Die Vizekandidaten helfen bei der Wahlentscheidung mehr als Trump und Harris
Donald Trump macht einen überraschend schwachen Wahlkampf, der von Kamala Harris erschöpft sich in Familiengeschichten und Attacken auf ihren Gegner. Ganz anders die Vize-Kandidaten: Vance und Walz diskutierten kenntnisreich und glaubwürdig. Das macht die Defizite ihrer Chefs noch deutlicher.
Manchmal ist die Cover-Version besser als das Original. „All Along The Watchtower“ klingt zum Beispiel bei Jimi Hendrix wesentlich einprägsamer als bei Bob Dylan. Ähnlich verhält es sich manchmal in der Politik. Bei der TV-Debatte der US-Vizepräsidentschaftskandidaten am Montag konnten sowohl Tim Walz als auch J.D. Vance das politische Programm ihrer Spitzenkandidaten deutlich glaubwürdiger präsentieren als die „Originalinterpreten“ Kamala Harris und Donald Trump.
Harris beschränkte sich in der TV-Debatte und in ihren wenigen Interviews darauf, ellenlang ihre Familiengeschichte nachzuerzählen, ihren Gegner zu kritisieren und Nachfragen zu ihrem dünnen politischen Programm einfach zu ignorieren. Donald Trump ließ sich im Duell mit Harris vor einem Millionenpublikum zu egozentrischen Monologen über die Auslastung seiner Wahlkampfveranstaltungen hinreißen, anstatt Harris wirkungsvoll mit der Regierungsbilanz der Demokraten-Regierung zu konfrontieren. Beide Kontrahenten interessieren sich augenscheinlich mehr für sich selbst als für politische Inhalte.
Ganz anders Vance und Walz. Über die unterschiedlichen Lösungsvorschläge für die Migrationskrise diskutierten beide detailliert und kenntnisreich, bis die Moderatoren den Austausch unterbrachen, um zum nächsten Thema überzugehen.

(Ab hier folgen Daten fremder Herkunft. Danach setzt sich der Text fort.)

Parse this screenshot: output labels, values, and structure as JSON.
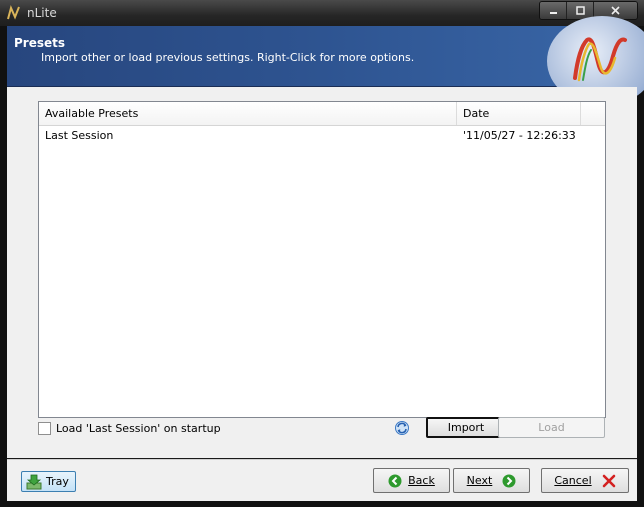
{
  "window": {
    "title": "nLite"
  },
  "header": {
    "title": "Presets",
    "subtitle": "Import other or load previous settings. Right-Click for more options."
  },
  "presets": {
    "columns": [
      "Available Presets",
      "Date"
    ],
    "rows": [
      {
        "name": "Last Session",
        "date": "'11/05/27 - 12:26:33"
      }
    ]
  },
  "options": {
    "load_on_startup_label": "Load 'Last Session' on startup",
    "load_on_startup_checked": false
  },
  "actions": {
    "import_label": "Import",
    "load_label": "Load"
  },
  "footer": {
    "tray_label": "Tray",
    "back_label": "Back",
    "next_label": "Next",
    "cancel_label": "Cancel"
  },
  "colors": {
    "header_bg": "#2e5491",
    "accent_green": "#2e9a2e",
    "cancel_red": "#d32020"
  }
}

Und beide glichen die Defizite ihrer Chefs aus. Vance scheint ein wesentlich kohärenteres Konzept vom Trumpismus zu haben als Trump selbst. Und Walz kann als Gouverneur von Minnesota tatsächlich von sich behaupten, eine Agenda durchgesetzt zu haben, von der die Arbeiterschaft profitiert.
Das wirft die Frage auf, ob die jeweilige Nummer Zwei der Republikaner und der Demokraten nicht eigentlich die bessere Wahl für die Präsidentschaftsnominierung gewesen wären. Seit Harris‘ Inthronisierung betreibt Trump den inkompetentesten seiner drei Präsidentschafts-Wahlkämpfe.

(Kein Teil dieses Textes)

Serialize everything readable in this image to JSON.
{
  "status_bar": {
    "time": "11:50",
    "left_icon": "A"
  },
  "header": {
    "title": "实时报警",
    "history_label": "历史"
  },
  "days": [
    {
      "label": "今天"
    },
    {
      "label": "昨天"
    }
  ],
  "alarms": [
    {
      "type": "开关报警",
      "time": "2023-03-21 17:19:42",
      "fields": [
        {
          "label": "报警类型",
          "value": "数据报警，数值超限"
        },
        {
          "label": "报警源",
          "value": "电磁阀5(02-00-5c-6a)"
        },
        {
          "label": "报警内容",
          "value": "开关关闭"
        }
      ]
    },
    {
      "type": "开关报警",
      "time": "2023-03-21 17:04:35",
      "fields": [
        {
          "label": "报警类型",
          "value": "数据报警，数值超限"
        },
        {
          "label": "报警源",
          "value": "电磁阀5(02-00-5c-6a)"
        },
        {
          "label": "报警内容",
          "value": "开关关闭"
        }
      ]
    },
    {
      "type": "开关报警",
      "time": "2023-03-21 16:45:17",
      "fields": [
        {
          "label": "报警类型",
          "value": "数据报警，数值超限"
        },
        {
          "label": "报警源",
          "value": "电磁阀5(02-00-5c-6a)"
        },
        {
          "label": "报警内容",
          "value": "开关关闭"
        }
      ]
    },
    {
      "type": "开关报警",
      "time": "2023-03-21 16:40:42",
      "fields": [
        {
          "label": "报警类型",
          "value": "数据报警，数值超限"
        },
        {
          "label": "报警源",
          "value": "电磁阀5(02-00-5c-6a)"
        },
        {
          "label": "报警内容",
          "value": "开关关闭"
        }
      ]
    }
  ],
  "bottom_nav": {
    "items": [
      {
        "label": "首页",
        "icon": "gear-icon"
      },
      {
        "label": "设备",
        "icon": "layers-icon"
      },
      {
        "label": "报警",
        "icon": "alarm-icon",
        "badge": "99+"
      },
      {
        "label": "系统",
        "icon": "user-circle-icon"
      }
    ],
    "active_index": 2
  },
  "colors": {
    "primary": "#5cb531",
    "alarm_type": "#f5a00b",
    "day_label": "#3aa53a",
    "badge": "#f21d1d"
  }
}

Werbung für seltsame Krypto-Währungen
Statt sich auf seine populistischen Anfänge (Industriebasis stärken, keine neuen Kriege, Establishment-Kritik) zu besinnen, bewirbt er mittlerweile seltsame Krypto-Währungen, absolviert wesentlich weniger Wahlkampfveranstaltungen und hat kaum neue Ideen.
Harris ist unterdessen derart in die eigenen pseudo-bedeutungsschwangeren Sermone verliebt, dass sie regelrecht vergisst, den Menschen glaubhaft zu erklären, wie sich ihr Leben durch eine Harris-Präsidentschaft verbessern würde. Die TV-Debatte dürfte ratlosen Wählern jedenfalls eher bei der Wahlentscheidung geholfen haben als das Theater, das Trump und Harris während ihres Duells veranstaltet haben.